Se puede ganar perdiendo y se puede perder ganando. La diferencia está en cuánto pones de ti. Si no lo consigues, pero por medio del esfuerzo y la entrega reclamas tu derecho a intentarlo y experimentar, el triunfo es indiscutible.

No se trata de vivir en un mundo de colores-arcoíris y negar la existencia del fracaso (eso no es optimismo), sino de saber distinguir entre dos tipos muy diferentes de derrota: aquella que es resultado de no haber logrado lo que se esperaba y aquella que permites que por dentro te demuela. La primera es real y puede llegar a ser muy dolorosa, pero es la segunda la que empequeñece nuestra vida, llena nuestro corazón de arrepentimiento y evita que volvamos a intentarlo.

Jamás vas a arrepentirte de lo que hagas cuando en el intento hayas puesto toda tu alma. El arrepentimiento es mucho más que apostar por algo, fracasar y decir con ventajismo “vaya, pues debí haber elegido la otra alternativa”: El arrepentimiento es la sensación profunda e interior de no haberse equivocado con todas las de la ley, de haberse equivocado a medias.
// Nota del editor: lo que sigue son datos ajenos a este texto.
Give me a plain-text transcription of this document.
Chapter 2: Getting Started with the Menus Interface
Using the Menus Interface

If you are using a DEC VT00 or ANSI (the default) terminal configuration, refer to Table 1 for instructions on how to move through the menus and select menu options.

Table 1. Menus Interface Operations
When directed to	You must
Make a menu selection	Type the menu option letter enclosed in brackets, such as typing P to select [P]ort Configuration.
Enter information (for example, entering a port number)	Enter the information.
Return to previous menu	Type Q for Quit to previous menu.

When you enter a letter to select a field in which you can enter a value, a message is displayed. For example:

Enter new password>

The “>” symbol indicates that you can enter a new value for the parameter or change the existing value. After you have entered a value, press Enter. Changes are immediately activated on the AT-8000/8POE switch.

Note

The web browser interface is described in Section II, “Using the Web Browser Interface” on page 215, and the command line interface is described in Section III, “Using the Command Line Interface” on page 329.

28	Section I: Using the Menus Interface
Cuando nos vayamos de aquí, el único dolor que nos quedará no es el de habernos equivocado una, diez o cien veces (eso siempre se supera). El único dolor que nos quedará es el de no habernos agarrado con dos manos a la vida.

Lo peor que te puede pasar no es que abandones este mundo sin haber logrado tu sueño, lo peor es haberlo sentido latiendo muy dentro y, aún así, haberlo dejado escapar.

Invierte en valentía, pasa a la acción y, sobre todo, mantén siempre el camino del amor despejado. De las opiniones, de las personas que te empequeñecen, del temor hacia lo que por esencia es intrascendente y, en definitiva, de todas esas creencias que te llevan a perder lo más valioso que en este mundo se puede perder: oportunidades.